El palillo además de potenciar el sistema inmune, reduce los niveles de inflamación crónica. Úsalo para aderezar guisos, arroz, menestras y caldos.

MENOS ES MÁS
Excederse en azúcares debilita las defensas. Según la OMS lo recomendable es restringir el consumo a menos del 10% de calorías por día, lo que equivale a unas doce cucharaditas diarias.

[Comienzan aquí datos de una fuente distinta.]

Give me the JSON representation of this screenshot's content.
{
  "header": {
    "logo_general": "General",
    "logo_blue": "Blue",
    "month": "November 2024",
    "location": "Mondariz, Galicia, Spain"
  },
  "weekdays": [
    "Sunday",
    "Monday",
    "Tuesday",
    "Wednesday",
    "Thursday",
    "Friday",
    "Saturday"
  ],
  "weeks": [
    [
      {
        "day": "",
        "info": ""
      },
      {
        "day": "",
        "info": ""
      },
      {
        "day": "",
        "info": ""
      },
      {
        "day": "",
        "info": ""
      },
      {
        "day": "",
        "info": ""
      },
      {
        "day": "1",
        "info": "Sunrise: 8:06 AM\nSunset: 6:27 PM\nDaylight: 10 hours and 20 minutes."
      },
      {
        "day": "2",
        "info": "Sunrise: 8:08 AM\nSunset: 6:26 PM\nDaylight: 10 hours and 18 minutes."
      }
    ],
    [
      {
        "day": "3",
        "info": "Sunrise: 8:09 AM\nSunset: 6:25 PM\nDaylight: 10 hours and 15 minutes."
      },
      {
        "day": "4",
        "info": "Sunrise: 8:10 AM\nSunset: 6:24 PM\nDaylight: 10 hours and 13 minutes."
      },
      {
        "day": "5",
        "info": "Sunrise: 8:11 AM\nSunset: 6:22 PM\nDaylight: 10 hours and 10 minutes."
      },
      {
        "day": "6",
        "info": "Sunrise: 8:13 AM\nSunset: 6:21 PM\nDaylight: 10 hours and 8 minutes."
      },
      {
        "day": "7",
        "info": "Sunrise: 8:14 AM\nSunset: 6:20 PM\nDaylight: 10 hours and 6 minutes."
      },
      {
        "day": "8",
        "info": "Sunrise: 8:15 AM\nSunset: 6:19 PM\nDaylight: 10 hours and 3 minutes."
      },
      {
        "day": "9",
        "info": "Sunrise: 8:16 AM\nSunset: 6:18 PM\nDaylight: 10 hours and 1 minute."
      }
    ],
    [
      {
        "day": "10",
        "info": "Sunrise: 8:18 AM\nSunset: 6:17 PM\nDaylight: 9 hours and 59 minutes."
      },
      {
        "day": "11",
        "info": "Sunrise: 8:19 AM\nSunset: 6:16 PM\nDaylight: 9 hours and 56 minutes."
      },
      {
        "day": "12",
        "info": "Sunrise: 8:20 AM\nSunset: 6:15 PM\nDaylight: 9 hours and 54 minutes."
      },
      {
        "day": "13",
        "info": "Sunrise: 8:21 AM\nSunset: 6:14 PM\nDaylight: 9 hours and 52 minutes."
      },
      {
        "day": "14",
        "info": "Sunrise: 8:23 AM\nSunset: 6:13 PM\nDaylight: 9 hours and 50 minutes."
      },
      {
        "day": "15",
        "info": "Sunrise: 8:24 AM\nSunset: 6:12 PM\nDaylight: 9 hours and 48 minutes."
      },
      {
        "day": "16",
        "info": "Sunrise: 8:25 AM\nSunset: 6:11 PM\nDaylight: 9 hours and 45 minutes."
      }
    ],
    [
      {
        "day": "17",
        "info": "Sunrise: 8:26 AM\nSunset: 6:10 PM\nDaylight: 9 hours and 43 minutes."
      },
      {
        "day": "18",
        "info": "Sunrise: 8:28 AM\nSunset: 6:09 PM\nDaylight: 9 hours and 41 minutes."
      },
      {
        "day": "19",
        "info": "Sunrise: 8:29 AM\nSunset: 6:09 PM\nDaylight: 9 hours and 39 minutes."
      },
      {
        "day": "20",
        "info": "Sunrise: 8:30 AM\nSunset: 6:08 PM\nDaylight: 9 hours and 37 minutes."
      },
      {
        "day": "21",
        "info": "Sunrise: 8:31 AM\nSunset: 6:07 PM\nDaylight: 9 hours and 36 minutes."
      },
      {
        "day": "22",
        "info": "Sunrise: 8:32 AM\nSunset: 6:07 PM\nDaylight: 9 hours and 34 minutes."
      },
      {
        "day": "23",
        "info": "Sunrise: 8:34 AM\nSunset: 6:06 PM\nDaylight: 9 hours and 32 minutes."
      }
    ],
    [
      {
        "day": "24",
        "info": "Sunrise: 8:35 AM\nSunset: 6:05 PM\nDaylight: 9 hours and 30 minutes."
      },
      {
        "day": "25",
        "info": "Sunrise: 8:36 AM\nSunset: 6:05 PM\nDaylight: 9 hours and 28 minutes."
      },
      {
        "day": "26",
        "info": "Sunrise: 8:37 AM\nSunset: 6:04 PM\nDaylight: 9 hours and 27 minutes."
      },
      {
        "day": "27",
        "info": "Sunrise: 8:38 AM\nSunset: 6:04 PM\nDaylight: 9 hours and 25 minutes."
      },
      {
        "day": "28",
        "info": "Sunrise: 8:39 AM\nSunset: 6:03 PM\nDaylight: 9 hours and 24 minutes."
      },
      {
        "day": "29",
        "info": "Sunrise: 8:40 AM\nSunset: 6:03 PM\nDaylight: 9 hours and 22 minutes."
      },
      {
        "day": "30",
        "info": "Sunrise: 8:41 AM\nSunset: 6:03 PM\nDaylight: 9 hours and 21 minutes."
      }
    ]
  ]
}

Evita el aceite y las carnes rojas. “No hay razón para contar calorías o matarte de hambre. Si empiezas a invertir en la calidad de tu comida usando preparaciones enteras, integrales, cargadas de verduras y usando la menor cantidad de aceite y grasa posible, vas a poder comer mucho más de lo que acostumbras y aun así mantener un peso saludable”, asegura Ognio.
ACTIVA TU DÍA
Tampoco tienes que ser un deportista de competencia para estar al 100% con buena salud. Basta con realizar entre 20 a 40 minutos diarios de actividad física aeróbica: caminar, correr, nadar o montar bicicleta pondrá en marcha a tu corazón, pulmones y vasos sanguíneos.
Jose Seminario, entrenador especialista en fuerza y acondicionamiento físico acreditado por la NSCA (National Strength and Conditioning Association), indica que el ejercicio acaba con el estrés y combate la ansiedad, el insomnio, la depresión, los problemas cutáneos, cardiacos y digestivos.

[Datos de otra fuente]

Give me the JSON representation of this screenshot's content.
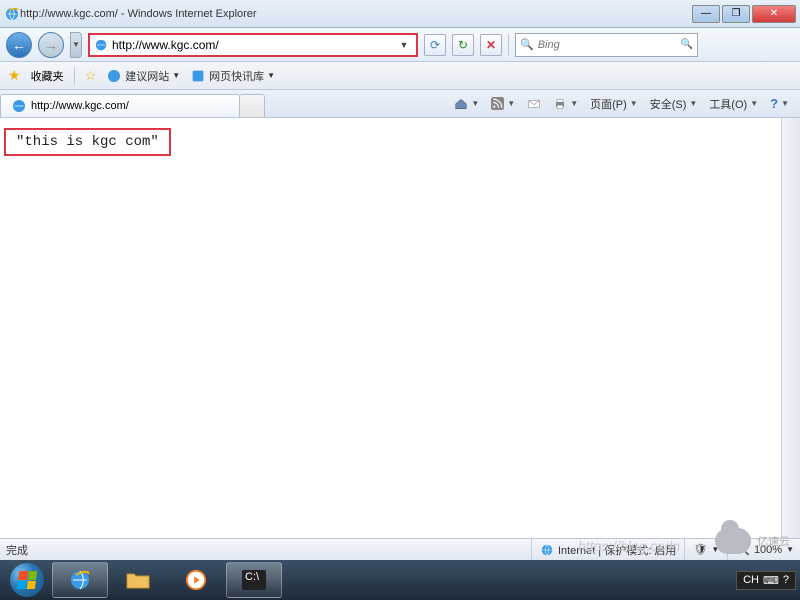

Seminario agrega que “aumentar tu masa muscular y densidad ósea, a través del entrenamiento de fuerza, ayuda a controlar los niveles de azúcar en la sangre y minimiza el riesgo de contraer enfermedades como la diabetes y osteoporosis”.

MANTÉN EL EQUILIBRIO
“El cuerpo, la mente y el espíritu deben estar en armonía para asegurar una buena salud (…) Recordemos que el estado de felicidad vigoriza al sistema inmunológico”, según explica la especialista en terapias bioenergéticas de Family’s House, Maritza Velarde.
Psicoterapia y movimientos que liberan tensiones forman parte de una terapia bioenergética. Esta funciona como medicina complementaria, alinea el campo energético y contribuye a reducir el estrés, el gran enemigo de las defensas y generador de enfermedades.
Para Velarde existen tres pasos que aseguran una salud plena: “Agradecer las cosas que suceden, entender que somos seres extraordinarios y tomar conciencia de que la salud es nuestra responsabilidad”.